Aerial Insults: The Historical and Archaeological Value of Inscribed Leaden Sling-Bullets

Brandon R. Olson (Penn State University)

Typically, when one ponders the use of the sling in antiquity, the first image that comes to mind is the story of how David slew Goliath. The exact origins of the sling, however, are not precisely known. Classical authors such as Strabo, Vegetius, Thucydides, and Pliny attribute the invention of the sling to several groups including the Aetolians, Baleares, Acarnanians, and Phoenicians. The most renowned slingers attested to in the ancient Mediterranean include those from Acarnania, Aetolia, Thessaly, the Balearic Islands, and Rhodes. Based on the historical and archaeological evidence, it appears that the sling became a popular weapon as early as the Neolithic period. It functioned throughout antiquity and was particularly popular beginning in the late Bronze Age through the Roman periods.

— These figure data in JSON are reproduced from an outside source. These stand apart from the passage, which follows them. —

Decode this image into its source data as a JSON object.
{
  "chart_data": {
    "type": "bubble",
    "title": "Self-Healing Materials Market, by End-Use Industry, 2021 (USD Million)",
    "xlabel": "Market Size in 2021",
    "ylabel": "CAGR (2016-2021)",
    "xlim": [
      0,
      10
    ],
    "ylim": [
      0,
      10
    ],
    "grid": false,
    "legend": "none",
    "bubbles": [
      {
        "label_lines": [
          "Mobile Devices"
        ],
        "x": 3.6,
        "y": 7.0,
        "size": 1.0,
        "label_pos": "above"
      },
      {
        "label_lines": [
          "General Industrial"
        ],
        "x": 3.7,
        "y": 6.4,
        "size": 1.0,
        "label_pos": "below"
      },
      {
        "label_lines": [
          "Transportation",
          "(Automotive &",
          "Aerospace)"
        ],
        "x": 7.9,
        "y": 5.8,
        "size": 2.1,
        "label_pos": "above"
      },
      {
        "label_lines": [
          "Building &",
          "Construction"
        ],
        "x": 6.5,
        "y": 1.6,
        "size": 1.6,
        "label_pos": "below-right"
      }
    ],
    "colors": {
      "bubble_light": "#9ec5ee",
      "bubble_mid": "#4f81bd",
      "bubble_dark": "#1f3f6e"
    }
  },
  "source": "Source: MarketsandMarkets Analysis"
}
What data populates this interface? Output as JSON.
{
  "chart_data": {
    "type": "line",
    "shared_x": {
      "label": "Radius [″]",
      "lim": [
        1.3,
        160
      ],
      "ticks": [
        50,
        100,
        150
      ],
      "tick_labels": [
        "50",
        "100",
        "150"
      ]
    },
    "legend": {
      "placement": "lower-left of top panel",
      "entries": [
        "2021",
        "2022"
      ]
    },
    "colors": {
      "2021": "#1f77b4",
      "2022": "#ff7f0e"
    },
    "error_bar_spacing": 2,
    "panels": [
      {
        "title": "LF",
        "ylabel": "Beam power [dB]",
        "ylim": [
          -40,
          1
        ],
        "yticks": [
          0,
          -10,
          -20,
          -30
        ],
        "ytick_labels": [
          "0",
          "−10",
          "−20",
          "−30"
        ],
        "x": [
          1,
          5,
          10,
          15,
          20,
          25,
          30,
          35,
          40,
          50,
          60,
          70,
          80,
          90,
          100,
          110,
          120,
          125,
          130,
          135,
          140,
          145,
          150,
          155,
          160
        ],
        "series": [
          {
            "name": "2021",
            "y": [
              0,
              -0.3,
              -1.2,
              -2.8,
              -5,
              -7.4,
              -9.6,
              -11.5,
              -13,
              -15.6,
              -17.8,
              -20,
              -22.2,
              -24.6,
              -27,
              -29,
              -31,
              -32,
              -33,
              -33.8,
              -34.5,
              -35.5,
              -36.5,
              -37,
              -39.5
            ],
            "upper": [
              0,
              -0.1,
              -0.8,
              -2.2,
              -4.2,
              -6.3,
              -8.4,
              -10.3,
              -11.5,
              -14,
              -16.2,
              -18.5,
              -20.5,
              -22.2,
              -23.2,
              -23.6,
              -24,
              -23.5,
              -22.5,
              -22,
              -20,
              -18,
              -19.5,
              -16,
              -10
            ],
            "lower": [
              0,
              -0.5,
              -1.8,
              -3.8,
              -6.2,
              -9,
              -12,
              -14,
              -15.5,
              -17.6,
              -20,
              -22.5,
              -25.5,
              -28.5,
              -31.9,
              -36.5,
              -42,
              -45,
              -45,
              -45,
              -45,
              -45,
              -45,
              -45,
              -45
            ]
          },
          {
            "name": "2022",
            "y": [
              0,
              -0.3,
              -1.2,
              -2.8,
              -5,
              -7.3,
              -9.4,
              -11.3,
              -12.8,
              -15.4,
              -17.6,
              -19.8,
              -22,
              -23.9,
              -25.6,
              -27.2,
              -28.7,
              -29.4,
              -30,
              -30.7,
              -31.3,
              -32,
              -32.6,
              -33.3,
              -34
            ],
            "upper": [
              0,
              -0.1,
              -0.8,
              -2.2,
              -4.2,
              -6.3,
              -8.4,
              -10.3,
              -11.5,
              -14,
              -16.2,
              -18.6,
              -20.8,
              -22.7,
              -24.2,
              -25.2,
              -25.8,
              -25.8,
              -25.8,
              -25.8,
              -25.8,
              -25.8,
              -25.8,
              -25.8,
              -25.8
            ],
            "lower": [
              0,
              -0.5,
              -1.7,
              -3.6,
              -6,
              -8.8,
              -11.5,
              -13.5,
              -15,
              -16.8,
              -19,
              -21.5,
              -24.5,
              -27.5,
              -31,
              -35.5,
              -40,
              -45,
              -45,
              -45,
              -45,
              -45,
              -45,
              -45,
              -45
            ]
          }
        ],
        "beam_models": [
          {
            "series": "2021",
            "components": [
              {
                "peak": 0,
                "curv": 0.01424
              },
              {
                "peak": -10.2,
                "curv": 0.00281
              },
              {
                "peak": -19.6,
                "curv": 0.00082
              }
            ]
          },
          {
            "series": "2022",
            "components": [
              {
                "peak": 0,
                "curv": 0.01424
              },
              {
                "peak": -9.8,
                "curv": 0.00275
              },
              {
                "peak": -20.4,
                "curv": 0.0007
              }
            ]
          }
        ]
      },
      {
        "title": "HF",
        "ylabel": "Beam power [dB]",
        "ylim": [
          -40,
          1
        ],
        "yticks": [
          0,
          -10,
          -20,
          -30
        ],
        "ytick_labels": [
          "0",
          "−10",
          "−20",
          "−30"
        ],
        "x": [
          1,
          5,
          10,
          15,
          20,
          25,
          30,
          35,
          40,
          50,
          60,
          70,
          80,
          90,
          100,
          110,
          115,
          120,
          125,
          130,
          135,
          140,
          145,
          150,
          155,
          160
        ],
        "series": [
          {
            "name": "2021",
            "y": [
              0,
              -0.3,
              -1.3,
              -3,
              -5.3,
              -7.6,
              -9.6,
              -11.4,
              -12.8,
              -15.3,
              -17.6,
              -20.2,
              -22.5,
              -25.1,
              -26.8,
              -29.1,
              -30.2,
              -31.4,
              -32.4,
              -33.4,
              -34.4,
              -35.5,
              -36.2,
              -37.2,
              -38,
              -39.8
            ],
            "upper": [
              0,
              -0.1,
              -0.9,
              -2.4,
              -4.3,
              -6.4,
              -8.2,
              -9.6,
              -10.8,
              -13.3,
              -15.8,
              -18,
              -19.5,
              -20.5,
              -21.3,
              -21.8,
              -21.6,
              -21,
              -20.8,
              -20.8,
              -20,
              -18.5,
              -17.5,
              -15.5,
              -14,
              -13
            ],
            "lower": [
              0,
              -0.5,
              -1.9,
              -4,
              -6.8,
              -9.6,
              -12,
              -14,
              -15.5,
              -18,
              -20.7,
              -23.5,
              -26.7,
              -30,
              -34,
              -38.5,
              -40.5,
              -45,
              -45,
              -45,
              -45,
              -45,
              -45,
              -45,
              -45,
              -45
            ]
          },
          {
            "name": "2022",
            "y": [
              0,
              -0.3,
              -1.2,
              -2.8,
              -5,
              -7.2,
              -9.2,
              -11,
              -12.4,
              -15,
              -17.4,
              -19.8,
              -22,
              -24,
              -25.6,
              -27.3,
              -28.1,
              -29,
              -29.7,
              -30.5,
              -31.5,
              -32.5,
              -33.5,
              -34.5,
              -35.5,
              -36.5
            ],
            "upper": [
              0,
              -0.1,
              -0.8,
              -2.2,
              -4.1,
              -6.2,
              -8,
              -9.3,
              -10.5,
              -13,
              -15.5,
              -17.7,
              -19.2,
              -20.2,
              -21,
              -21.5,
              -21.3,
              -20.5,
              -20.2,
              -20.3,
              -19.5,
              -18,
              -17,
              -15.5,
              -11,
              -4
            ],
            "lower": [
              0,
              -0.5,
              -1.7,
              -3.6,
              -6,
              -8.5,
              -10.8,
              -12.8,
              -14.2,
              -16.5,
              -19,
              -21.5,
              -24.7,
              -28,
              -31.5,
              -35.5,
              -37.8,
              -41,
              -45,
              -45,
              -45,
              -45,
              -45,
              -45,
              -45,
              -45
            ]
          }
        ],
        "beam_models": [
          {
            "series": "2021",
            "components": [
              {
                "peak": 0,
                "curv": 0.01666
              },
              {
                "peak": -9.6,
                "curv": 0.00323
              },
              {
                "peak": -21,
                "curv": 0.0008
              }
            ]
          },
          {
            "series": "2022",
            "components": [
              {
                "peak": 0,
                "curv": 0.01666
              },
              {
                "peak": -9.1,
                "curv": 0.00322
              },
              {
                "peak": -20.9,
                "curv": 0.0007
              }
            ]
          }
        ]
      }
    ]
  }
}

One interesting phenomenon regarding the use of the sling in antiquity concerns the presence of inscriptions on sling-bullets. These inscriptions, in relief rather than incised, offer a unique vantage point into ancient warfare and history. The problem with this material, however, concerns access. Archaeological reports mentioning sling-bullets rarely offer any type interpretation. Synthetic investigations, with a few exceptions, rarely go beyond providing measurements and a basic translation of the inscriptions. Few works ponder how, why, and who would inscribe something as seemingly insignificant as a sling-bullet or how it functioned in society. This work attempts to bridge this historiographic and archaeological gap. By examining the historical sources, both ancient and secondary, and the archaeological material from the ancient Mediterranean, this work intends to contextualize and examine the nature of inscribed leaden sling-bullets from a multi-component site in southern Cyprus and the greater Mediterranean. A thorough examination of this material will provide insight into the role of inscribed leaden bullets in ancient warfare, as well as illustrate what types of information about the past sling-bullets may provide scholars.

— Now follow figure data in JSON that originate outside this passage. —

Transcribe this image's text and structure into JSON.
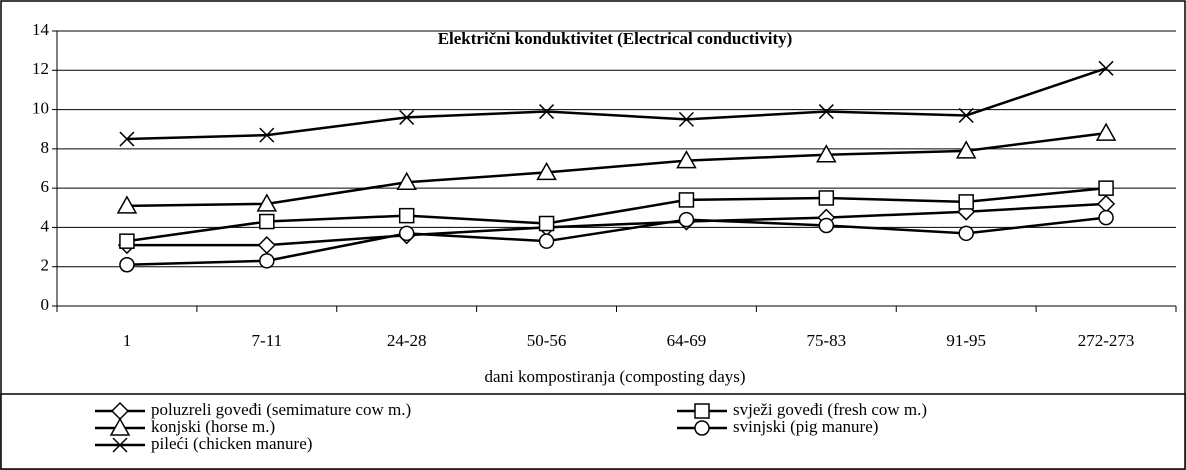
{
  "chart_data": {
    "type": "line",
    "title": "Električni konduktivitet (Electrical conductivity)",
    "x_label": "dani kompostiranja (composting days)",
    "categories": [
      "1",
      "7-11",
      "24-28",
      "50-56",
      "64-69",
      "75-83",
      "91-95",
      "272-273"
    ],
    "ylim": [
      0,
      14
    ],
    "yticks": [
      0,
      2,
      4,
      6,
      8,
      10,
      12,
      14
    ],
    "grid": true,
    "series": [
      {
        "name": "poluzreli goveđi (semimature cow m.)",
        "color": "#000000",
        "marker": "diamond",
        "values": [
          3.1,
          3.1,
          3.6,
          4.0,
          4.3,
          4.5,
          4.8,
          5.2
        ]
      },
      {
        "name": "svježi goveđi (fresh cow m.)",
        "color": "#000000",
        "marker": "square",
        "values": [
          3.3,
          4.3,
          4.6,
          4.2,
          5.4,
          5.5,
          5.3,
          6.0
        ]
      },
      {
        "name": "konjski (horse m.)",
        "color": "#000000",
        "marker": "triangle",
        "values": [
          5.1,
          5.2,
          6.3,
          6.8,
          7.4,
          7.7,
          7.9,
          8.8
        ]
      },
      {
        "name": "svinjski (pig manure)",
        "color": "#000000",
        "marker": "circle",
        "values": [
          2.1,
          2.3,
          3.7,
          3.3,
          4.4,
          4.1,
          3.7,
          4.5
        ]
      },
      {
        "name": "pileći (chicken manure)",
        "color": "#000000",
        "marker": "x",
        "values": [
          8.5,
          8.7,
          9.6,
          9.9,
          9.5,
          9.9,
          9.7,
          12.1
        ]
      }
    ]
  }
}
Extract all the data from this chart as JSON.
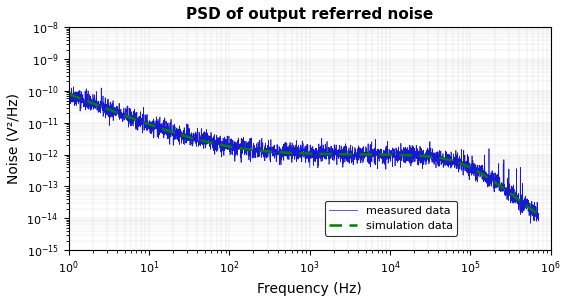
{
  "title": "PSD of output referred noise",
  "xlabel": "Frequency (Hz)",
  "ylabel": "Noise (V²/Hz)",
  "xlim": [
    1,
    1000000.0
  ],
  "ylim": [
    1e-15,
    1e-08
  ],
  "background_color": "#ffffff",
  "measured_color": "#0000cc",
  "simulation_color": "#008000",
  "legend_measured": "measured data",
  "legend_simulation": "simulation data",
  "sim_freq_log": [
    -0.0,
    0.2,
    0.5,
    0.7,
    1.0,
    1.3,
    1.6,
    2.0,
    2.3,
    2.6,
    3.0,
    3.3,
    3.6,
    4.0,
    4.3,
    4.6,
    5.0,
    5.3,
    5.6,
    5.9
  ],
  "sim_noise_log": [
    -10.04,
    -10.1,
    -10.25,
    -10.4,
    -10.65,
    -10.9,
    -11.15,
    -11.5,
    -11.65,
    -11.72,
    -11.75,
    -11.75,
    -11.78,
    -11.82,
    -11.88,
    -11.95,
    -12.1,
    -12.35,
    -12.8,
    -13.5
  ]
}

One of the central functions of inscribed sling-bullets was to communicate information. Based on the available evidence, five categories of inscription types emerge: commands and exclamations, name of a city or people, personal names, deities, and symbols. These categories reveal useful information for historians and archaeologists. Personal names and group names on sling-bullets reflect issues such as ethnic identity, mobility, and individual manufacturers. The two synthetic investigations that have investigated sling-bullets in any detail have coupled the spatial provenience of the bullets with ancient references to their respective sites to link various names attested to on sling-bullets to known historical figures and events. Exclamations such as “take it,” “ouch,” “appear,” “victory,” and “bit it in vain” represent an early form of psychological warfare. By creating a framework for the study of inscribed sling-bullets based on the historical and archaeological evidence, this work intends to use this framework to contextualize the inscribed sling-bullets from a Hellenistic site in southern Cyprus. The primary goal of this work is to demonstrate the historical value of an understudied epigraphic source from the ancient world.